When was the last time you logged into your online banking account?
Did you answer that security challenge, "What is the name of your first employer?"
I love that question.
I type my first boss's name — which, by the way, is none of your damn business — and I always enjoy a momentary memory, a fleeting emotion, based on our interaction. I was young and impressionable. (Now I'm older and impressionable.)
My first boss was a substantial shaper of who I have become. I always type her name with a smile.
You always remember your first boss.
In my Vistage practice, I'm meeting many people who run businesses. Each time, surely, I am meeting someone else's first boss.
The baker. The undertaker. The widget maker. Each has at least one employee — perhaps dozens — for whom their employment is their first job.
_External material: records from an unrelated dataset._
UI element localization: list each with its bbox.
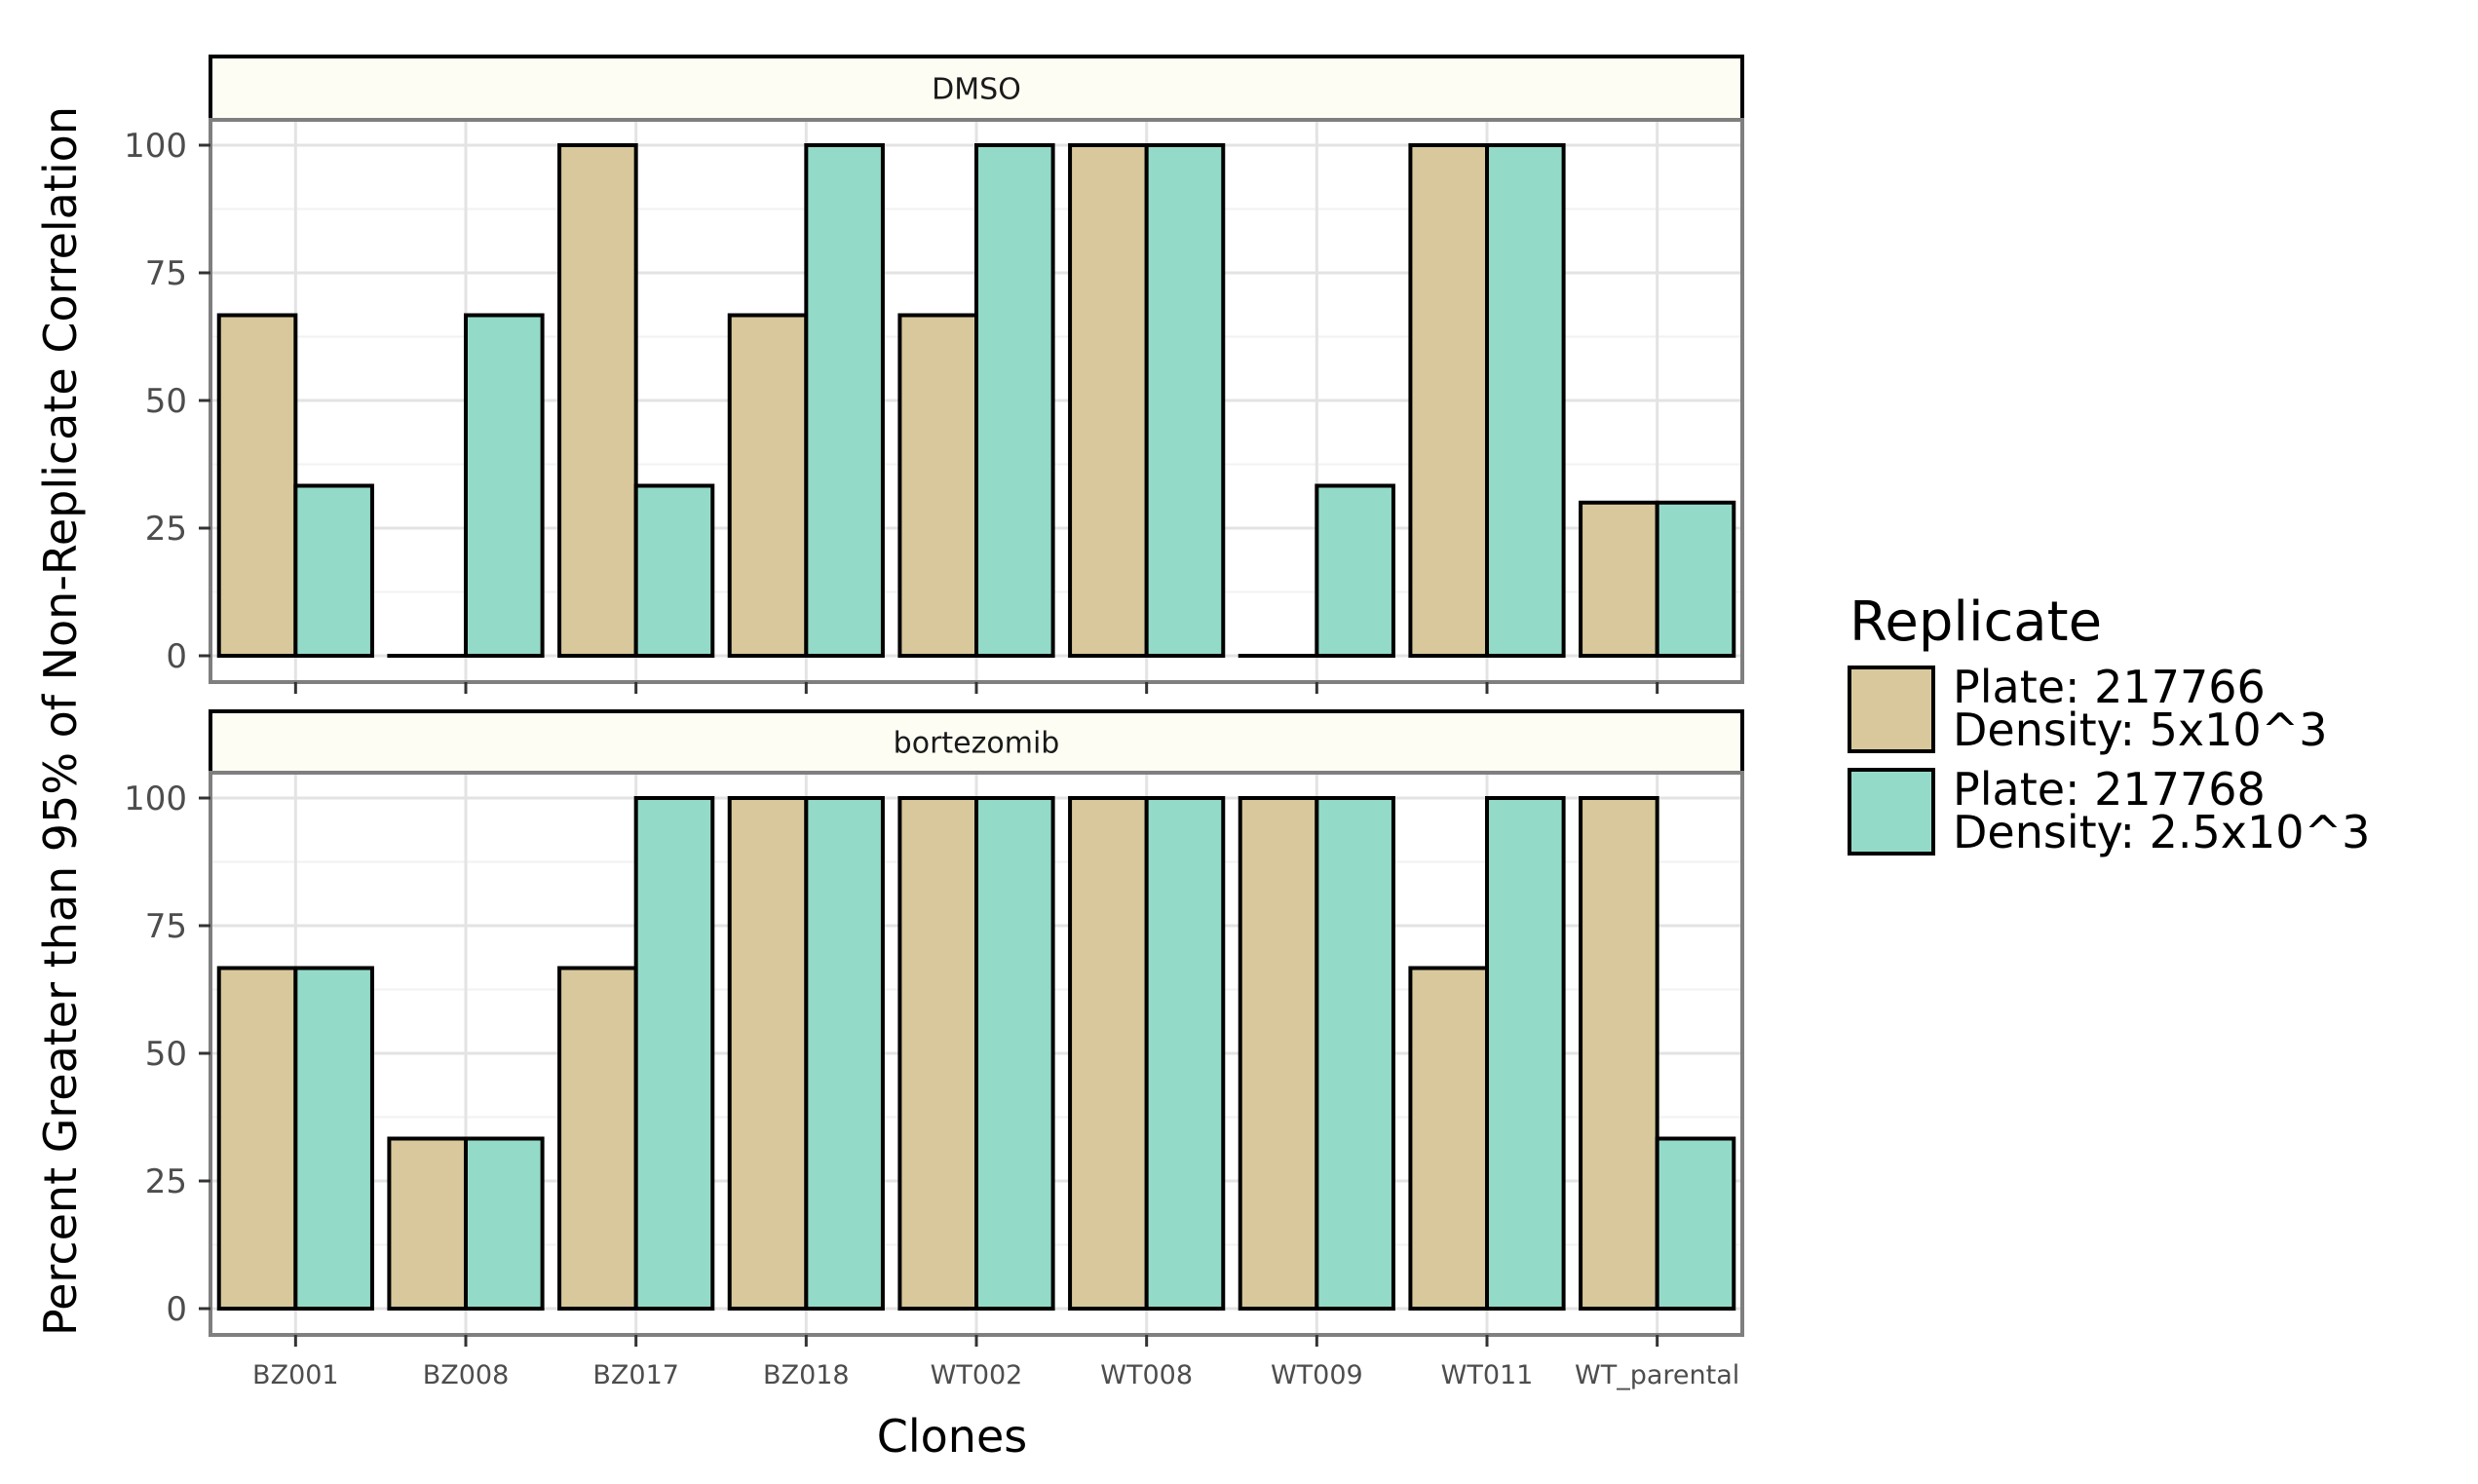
facet-panel-dmso: DMSO 0 25 50 75 100 xyxy=(124,55,1744,694)
bar-dmso-wt_parental-series2 xyxy=(1655,500,1736,658)
bar-dmso-wt002-series1 xyxy=(897,313,979,658)
x-tick-label: WT011 xyxy=(1441,1360,1534,1390)
x-tick-label: WT002 xyxy=(931,1360,1023,1390)
x-tick-label: WT009 xyxy=(1271,1360,1363,1390)
bar-dmso-wt011-series2 xyxy=(1485,143,1566,658)
bar-bortezomib-wt009-series1 xyxy=(1238,796,1319,1311)
bar-dmso-bz018-series1 xyxy=(727,313,809,658)
y-tick-label: 0 xyxy=(166,637,187,676)
y-tick-label: 75 xyxy=(145,254,187,293)
bar-bortezomib-bz018-series1 xyxy=(727,796,809,1311)
bar-bortezomib-wt002-series2 xyxy=(974,796,1055,1311)
bar-dmso-wt008-series1 xyxy=(1068,143,1149,658)
x-tick-label: WT008 xyxy=(1100,1360,1193,1390)
x-tick-label: BZ008 xyxy=(423,1360,510,1390)
bar-dmso-wt011-series1 xyxy=(1408,143,1490,658)
bar-dmso-wt008-series2 xyxy=(1144,143,1226,658)
y-tick-label: 0 xyxy=(166,1290,187,1329)
bar-dmso-bz017-series1 xyxy=(557,143,638,658)
bar-bortezomib-wt009-series2 xyxy=(1315,796,1395,1311)
bar-bortezomib-wt008-series1 xyxy=(1068,796,1149,1311)
legend-label-line2: Density: 2.5x10^3 xyxy=(1953,806,2370,858)
bar-dmso-wt_parental-series1 xyxy=(1579,500,1659,658)
bar-bortezomib-bz018-series2 xyxy=(804,796,885,1311)
bar-dmso-wt002-series2 xyxy=(974,143,1055,658)
bar-bortezomib-wt_parental-series2 xyxy=(1655,1136,1736,1312)
y-axis-title: Percent Greater than 95% of Non-Replicat… xyxy=(34,106,87,1336)
legend-label-line1: Plate: 217766 xyxy=(1953,661,2266,713)
facet-strip-label: bortezomib xyxy=(894,727,1060,761)
bar-dmso-bz018-series2 xyxy=(804,143,885,658)
bar-dmso-bz001-series2 xyxy=(293,483,374,658)
bar-bortezomib-bz008-series2 xyxy=(464,1136,545,1312)
y-tick-label: 25 xyxy=(145,510,187,549)
bar-bortezomib-bz001-series2 xyxy=(293,966,374,1311)
y-tick-label: 100 xyxy=(124,780,187,818)
bar-dmso-bz017-series2 xyxy=(633,483,715,658)
y-tick-label: 100 xyxy=(124,127,187,166)
legend-title: Replicate xyxy=(1849,590,2102,654)
y-tick-label: 75 xyxy=(145,907,187,946)
y-tick-label: 25 xyxy=(145,1162,187,1201)
x-axis-title: Clones xyxy=(877,1410,1027,1463)
facet-strip-label: DMSO xyxy=(932,73,1021,107)
bar-bortezomib-wt_parental-series1 xyxy=(1579,796,1659,1311)
bar-bortezomib-bz017-series2 xyxy=(633,796,715,1311)
x-tick-label: BZ018 xyxy=(763,1360,850,1390)
x-tick-label: WT_parental xyxy=(1575,1360,1739,1390)
bar-bortezomib-bz017-series1 xyxy=(557,966,638,1311)
legend-key-series2 xyxy=(1848,768,1935,856)
y-tick-label: 50 xyxy=(145,1035,187,1074)
x-tick-label: BZ017 xyxy=(592,1360,679,1390)
bar-bortezomib-wt011-series1 xyxy=(1408,966,1490,1311)
bar-bortezomib-bz001-series1 xyxy=(216,966,298,1311)
bar-bortezomib-wt008-series2 xyxy=(1144,796,1226,1311)
y-tick-label: 50 xyxy=(145,382,187,421)
facet-panels: DMSO 0 25 50 75 100 bortezomib 0 25 50 75 100 xyxy=(124,55,1744,1347)
legend-label-line1: Plate: 217768 xyxy=(1953,763,2266,816)
legend-key-series1 xyxy=(1848,666,1935,753)
facet-strip xyxy=(209,55,1744,122)
bar-dmso-bz008-series2 xyxy=(464,313,545,658)
facet-panel-bortezomib: bortezomib 0 25 50 75 100 xyxy=(124,709,1744,1347)
bar-dmso-wt009-series2 xyxy=(1315,483,1395,658)
bar-dmso-bz001-series1 xyxy=(216,313,298,658)
bar-bortezomib-bz008-series1 xyxy=(387,1136,468,1312)
legend-label-line2: Density: 5x10^3 xyxy=(1953,704,2328,756)
x-axis-ticks: BZ001 BZ008 BZ017 BZ018 WT002 WT008 WT009 WT011… xyxy=(252,1360,1739,1390)
bar-bortezomib-wt011-series2 xyxy=(1485,796,1566,1311)
x-tick-label: BZ001 xyxy=(252,1360,339,1390)
bar-bortezomib-wt002-series1 xyxy=(897,796,979,1311)
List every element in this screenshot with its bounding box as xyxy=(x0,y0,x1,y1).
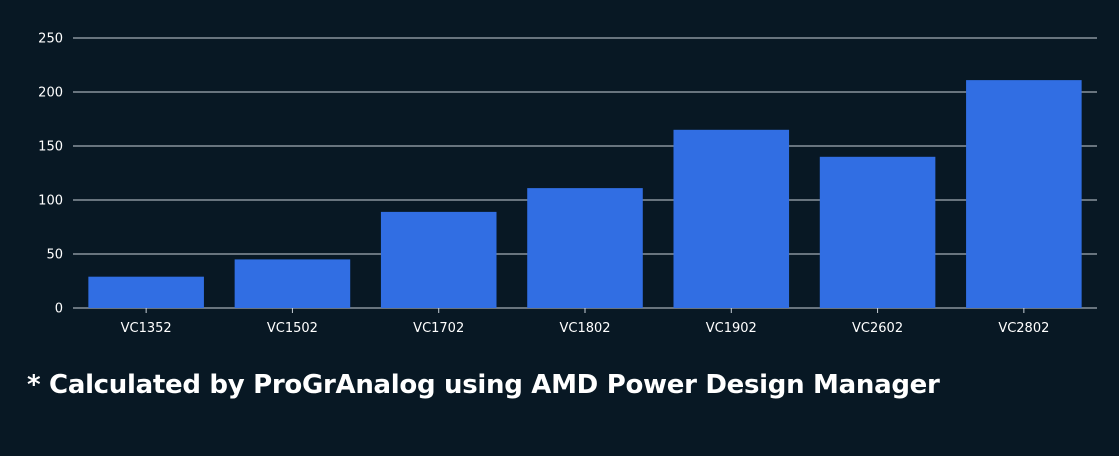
y-tick-label-0: 0 xyxy=(55,302,63,317)
x-tick-label-vc1902: VC1902 xyxy=(706,321,757,336)
y-tick-label-100: 100 xyxy=(38,194,63,209)
x-tick-label-vc1352: VC1352 xyxy=(121,321,172,336)
bar-vc1802 xyxy=(527,188,643,308)
bar-vc1352 xyxy=(88,276,204,308)
bar-vc2802 xyxy=(966,80,1082,309)
footnote: * Calculated by ProGrAnalog using AMD Po… xyxy=(27,370,940,400)
y-tick-label-200: 200 xyxy=(38,86,63,101)
x-axis-ticks: VC1352 VC1502 VC1702 VC1802 VC1902 VC2602 VC28… xyxy=(121,308,1049,336)
bar-vc1502 xyxy=(234,259,351,308)
y-tick-label-50: 50 xyxy=(46,248,63,263)
bar-vc2602 xyxy=(819,156,936,308)
x-tick-label-vc1702: VC1702 xyxy=(413,321,464,336)
x-tick-label-vc2602: VC2602 xyxy=(852,321,903,336)
bars xyxy=(88,80,1082,309)
x-tick-label-vc2802: VC2802 xyxy=(998,321,1049,336)
x-tick-label-vc1502: VC1502 xyxy=(267,321,318,336)
bar-vc1702 xyxy=(380,211,497,308)
y-tick-label-150: 150 xyxy=(38,140,63,155)
y-axis-ticks: 0 50 100 150 200 250 xyxy=(38,32,63,317)
y-tick-label-250: 250 xyxy=(38,32,63,47)
x-tick-label-vc1802: VC1802 xyxy=(559,321,610,336)
bar-vc1902 xyxy=(673,129,790,308)
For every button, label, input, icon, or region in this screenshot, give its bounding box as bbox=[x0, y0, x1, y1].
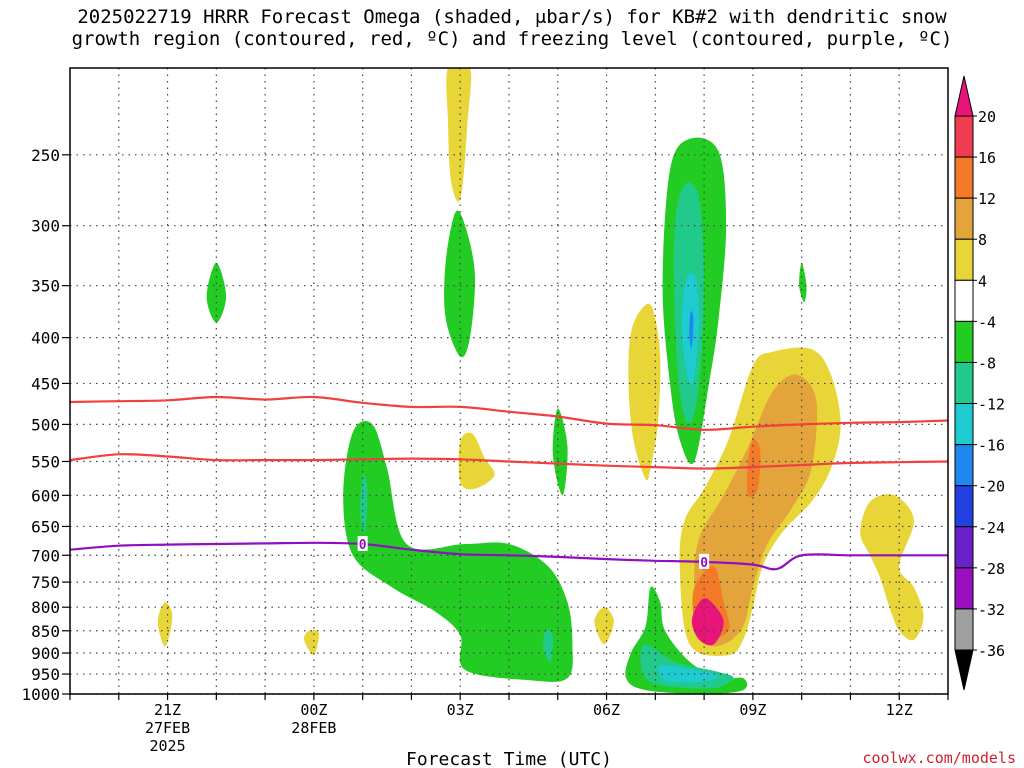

And so each of my friends is, therefore, someone's first boss.
And I smile.
I smile at the thought that each of their names have become banking passwords.
Throughout the city — far beyond, around the world — their current and former employees log into their own bank accounts and enter the names of my entrepreneurial friends.
What a strange and whimsical legacy! The final paycheck is long ago spent or invested. The boss wields no power.
But the boss's name is still the key to the vault. That's rich. That's irony. That's justice.
Who types your name?
For whom are you the first boss?
Can you imagine them typing your name? Is it with a smile? I do hope so.
To Those Who Type "Artie"
I hope our time together was useful in your journey.
If it wasn't, I'm sorry. I hope I wasn't the best boss you have had.
I hope you did the best work of your career when we were together. Until, of course, your next job, where I hope you did even better.
And I hope, whenever you type "Artie," you discover your bank account is a little fuller than you had forecast — like finding a $20 in the pocket of an old pair of jeans.